Çokan, AA muhabirine yaptığı açıklamada, AYM'nin, gazeteci Can Dündar ve Erdem Gül konusunda verdiği kararla ilgili tutumunun hukuki açıdan eleştiriye açık olduğunu söyledi.
Bireysel başvuru hakkının, alt mahkemelerde hukuki hak arayışında olan insanların, Avrupa İnsan Hakları Mahkemesinden önce Türkiye'deki Anayasa Mahkemesine gidebilmelerini ve hak ihlallerinin bertaraf edilebilmesini için 12 Eylül 2010 referandumuyla yüzde 58 oyla kabul edilen bir hak olduğunu anımsatan Çokan, "Bu Anayasa değişikliğine o zaman, bugün ondan en çok yararlanan bir kesim hayır diye diretmişti. Kaderin cilvesi hem Ergenekon, Balyoz, Casusluk ve Can Dündar davalarında bu insanların tahliye edilmesine vesile olan bu düzenleme olmuştur" diye konuştu.
- "Böyle giderse AYM yerel mahkemelerin yerine geçecek"
Bu yetkinin kullanılmasında amacından saptırma durumuyla karşı karşıya olunduğunu vurgulayan Çokan, şöyle devam etti:
"Çünkü, bireysel başvuru yapabilmek için alt derece mahkemelerindeki tüm hukuki yolların tüketilmesi lazım ancak daha iddianamesi mahkemesi tarafından yeni kabul edilen, sanıkların savunması yargılamayı yapacak ve hükmü verecek mahkeme tarafından daha alınmadan, bireysel başvuru yolunu amacından saptırarak ve çokça da yasanın çizdiği sınırların dışına çıkarak, çok genişleterek bu tahliyelerin önü açıldı. Bu yetkiyle gerçekten Anayasa'da "Hiç kimse kaynağını Anayasa'dan almayan bir yetkiyi kullanamaz" ilkesini direk çiğnenmiş oluyor. Böyle giderse Anayasa Mahkemesi yerel mahkemelerin yerine geçecek ve tüm yargılamalar onun huzuruna gidecek."
Çokan, bugüne kadar binlerce başvuru yapılan AYM'nin, bir başvuruyu 3-4 yılda sonuçlandıramadığını veya sonuçlandırmadığını ileri sürdü.
"AYM'nin delilleri değerlendirmek gibi bir yetkisi yok"
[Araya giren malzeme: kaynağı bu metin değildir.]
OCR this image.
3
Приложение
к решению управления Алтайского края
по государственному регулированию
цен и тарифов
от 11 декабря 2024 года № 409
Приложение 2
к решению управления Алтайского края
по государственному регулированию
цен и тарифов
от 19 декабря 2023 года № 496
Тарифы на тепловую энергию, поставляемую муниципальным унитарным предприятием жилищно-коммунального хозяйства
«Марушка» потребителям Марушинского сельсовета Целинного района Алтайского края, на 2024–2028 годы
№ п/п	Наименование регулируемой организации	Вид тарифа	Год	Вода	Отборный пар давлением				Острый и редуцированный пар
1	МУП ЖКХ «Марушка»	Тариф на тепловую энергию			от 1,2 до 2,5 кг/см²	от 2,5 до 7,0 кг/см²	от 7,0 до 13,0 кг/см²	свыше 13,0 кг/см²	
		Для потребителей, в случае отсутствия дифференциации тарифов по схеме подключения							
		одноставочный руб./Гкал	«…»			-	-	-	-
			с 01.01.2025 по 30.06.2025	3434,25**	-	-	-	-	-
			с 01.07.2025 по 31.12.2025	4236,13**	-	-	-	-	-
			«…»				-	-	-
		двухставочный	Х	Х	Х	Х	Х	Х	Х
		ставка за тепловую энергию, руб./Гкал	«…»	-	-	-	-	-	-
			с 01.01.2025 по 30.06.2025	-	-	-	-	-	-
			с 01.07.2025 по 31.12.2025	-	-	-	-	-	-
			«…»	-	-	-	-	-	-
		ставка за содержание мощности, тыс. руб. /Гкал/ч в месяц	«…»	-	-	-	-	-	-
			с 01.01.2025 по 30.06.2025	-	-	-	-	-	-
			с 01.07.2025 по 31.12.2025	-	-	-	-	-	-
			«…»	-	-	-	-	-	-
"Yerel mahkeme, AYM'nin verdiği karara uymayıp, aldığı karar doğrultusunda direnebilirdi" diyen Çokan, "Çünkü, yerel mahkemenin, AYM kararlarına uymak gibi bir sorumluluğu yok. Yerel mahkeme, AYM'nin kararına uymayabilirdi. AYM, tutuklamanın bir hak ihlali olduğunu söylemenin ötesinde delillerin değerlendirilmesi kısmına geçmiş ki bu tam bir fecaat. Ayrıca, AYM'nin delilleri değerlendirmek gibi bir yetkisi yok" değerlendirmesinde bulundu.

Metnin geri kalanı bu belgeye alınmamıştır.